Hello. Newbie here. I am trying to use these CT clamps from a broken Home Energy Meter – Aeotec system. (The clamps are not broken, but the base zwave unit is.)

According to their docs, I have the 200A clamps (based on dimensions). I have no idea how many turns there are inside the clamp and their documentation doesn’t say either. Nor do I know the step-down ratio of the clamp (docs don’t say this either). Taking apart one of the clamps, there are 2, 1N4761A Zener Diodes soldered together from each wire lead, before exiting the clamp.

I’ve exposed the 3 wires from a power strip, and clamped around one of them. Using a hair dryer, I multimeter’d the two wires coming from the clamp. I got 2.5V at max dryer usage (high/hot air). The dryer says 1825W 125V 60Hz on the handle. My multimeter says I have 120V (USA).

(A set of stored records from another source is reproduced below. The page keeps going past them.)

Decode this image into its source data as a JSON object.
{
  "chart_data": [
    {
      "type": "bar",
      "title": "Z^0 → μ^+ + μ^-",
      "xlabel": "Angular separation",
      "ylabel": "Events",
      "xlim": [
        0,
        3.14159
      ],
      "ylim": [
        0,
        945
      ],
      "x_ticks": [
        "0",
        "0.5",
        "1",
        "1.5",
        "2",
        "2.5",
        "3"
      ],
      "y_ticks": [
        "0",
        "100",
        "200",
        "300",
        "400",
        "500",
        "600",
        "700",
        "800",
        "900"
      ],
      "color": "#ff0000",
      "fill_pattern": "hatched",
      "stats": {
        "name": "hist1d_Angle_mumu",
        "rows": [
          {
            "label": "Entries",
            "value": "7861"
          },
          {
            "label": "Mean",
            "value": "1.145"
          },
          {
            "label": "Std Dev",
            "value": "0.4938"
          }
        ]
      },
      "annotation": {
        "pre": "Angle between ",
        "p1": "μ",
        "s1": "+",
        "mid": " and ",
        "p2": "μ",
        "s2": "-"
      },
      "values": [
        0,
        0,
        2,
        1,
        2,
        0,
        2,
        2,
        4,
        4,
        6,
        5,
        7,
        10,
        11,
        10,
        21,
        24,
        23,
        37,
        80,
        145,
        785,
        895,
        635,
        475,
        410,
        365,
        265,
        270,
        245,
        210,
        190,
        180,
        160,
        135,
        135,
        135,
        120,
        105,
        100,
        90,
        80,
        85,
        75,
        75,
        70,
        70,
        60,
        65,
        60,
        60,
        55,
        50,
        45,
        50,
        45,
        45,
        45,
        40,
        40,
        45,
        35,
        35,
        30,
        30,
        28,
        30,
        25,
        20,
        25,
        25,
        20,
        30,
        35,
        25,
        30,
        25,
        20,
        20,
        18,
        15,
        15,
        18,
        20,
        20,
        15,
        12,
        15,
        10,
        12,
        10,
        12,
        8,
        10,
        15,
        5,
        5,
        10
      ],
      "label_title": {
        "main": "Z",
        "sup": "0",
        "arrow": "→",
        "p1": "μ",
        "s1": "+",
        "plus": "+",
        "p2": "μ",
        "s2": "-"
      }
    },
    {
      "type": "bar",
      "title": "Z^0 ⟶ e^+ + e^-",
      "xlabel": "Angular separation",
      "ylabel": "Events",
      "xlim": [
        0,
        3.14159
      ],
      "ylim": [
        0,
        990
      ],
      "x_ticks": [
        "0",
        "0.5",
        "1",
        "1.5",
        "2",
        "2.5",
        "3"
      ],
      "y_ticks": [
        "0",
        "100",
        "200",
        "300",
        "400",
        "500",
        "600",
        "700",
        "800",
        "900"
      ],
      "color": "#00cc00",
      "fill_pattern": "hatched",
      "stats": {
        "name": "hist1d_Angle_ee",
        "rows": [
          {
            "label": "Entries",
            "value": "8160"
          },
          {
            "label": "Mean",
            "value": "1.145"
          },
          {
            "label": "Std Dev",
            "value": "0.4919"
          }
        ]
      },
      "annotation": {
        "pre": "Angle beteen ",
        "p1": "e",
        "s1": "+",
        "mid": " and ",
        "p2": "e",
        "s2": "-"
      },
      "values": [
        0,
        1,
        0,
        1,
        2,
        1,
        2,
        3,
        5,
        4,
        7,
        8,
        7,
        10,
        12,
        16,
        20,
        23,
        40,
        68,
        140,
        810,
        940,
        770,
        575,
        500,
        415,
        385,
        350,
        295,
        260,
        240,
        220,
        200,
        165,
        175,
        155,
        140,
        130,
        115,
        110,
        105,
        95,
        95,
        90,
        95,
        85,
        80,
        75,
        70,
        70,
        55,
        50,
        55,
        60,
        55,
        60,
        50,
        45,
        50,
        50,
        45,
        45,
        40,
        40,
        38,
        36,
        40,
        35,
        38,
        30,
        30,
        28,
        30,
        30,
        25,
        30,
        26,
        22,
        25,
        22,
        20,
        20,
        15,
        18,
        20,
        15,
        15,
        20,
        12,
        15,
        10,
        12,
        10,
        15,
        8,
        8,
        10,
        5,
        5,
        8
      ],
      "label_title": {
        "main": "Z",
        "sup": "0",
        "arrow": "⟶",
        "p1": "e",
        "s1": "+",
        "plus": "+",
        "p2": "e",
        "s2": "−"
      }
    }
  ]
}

I have several questions. 1) Do the diodes function as burden resistors, or do I still need to put a resistor between the clamp leads? 2) The reading of 2.5V with the hair dryer on means what exactly? Can I infer anything or am I still missing some critical piece of information (like A->A ratio / turns ratio)? 3) If I can measure the amps the dryer is using, does that correlate to the 2.5V reading and help determine anything?

Welcome, @jackt, to the OEM forum.

I think what you have there is a genuine current transformer, and its output will be a current, not a voltage. What makes me think this is the presence of the zener diodes. There are there for safety - without them, a c.t. will try its best to drive the current it wants to output into an infinitely high resistance load, which implies an infinitely high voltage. The danger is obvious, and the zener diodes clamp the voltage to a safe level - if 75 V can be considered ‘safe’. They should do nothing in normal use.

It’s always safe to short-circuit a current transformer, even a voltage-output type - just as it’s always safe to leave a (familiar) voltage transformer open circuit - so I think you’ll get a much more meaningful result if you repeat your test but with your multimeter reading a.c. amps (or more likely, milliamps). What you ideally need is the secondary current at 200 A primary current - you can put multiple turns of wire through the c.t. to multiply the 15 A or so that you drier takes, e.g. 6 passes through equals ×6, equivalent to about 90 A . If you do this, I suggest you start with 1 pass and record the current you see, adding a pass each time. What you should see is a straight-line graph.

If it’s possible, you need to measure the primary current (the drier) and the secondary current (with the meter on amps and short-circuiting the c.t. secondary winding) at the same time.

And remember, c.t’s are specified by the current ratio, not by the number of turns, so a 2 kA : 5A c.t. is a totally different beast to a 20 A : 50 mA, even though they have the same nominal number of secondary turns.

Given the current ratio, and a knowledge of the voltage whatever you’re using the c.t. with needs (assuming of course it does need a voltage and not a current), you can easily calculate the value of the burden.

My bet is the output current will be 50 mA or 100 mA at 200 A (if this is the rated current).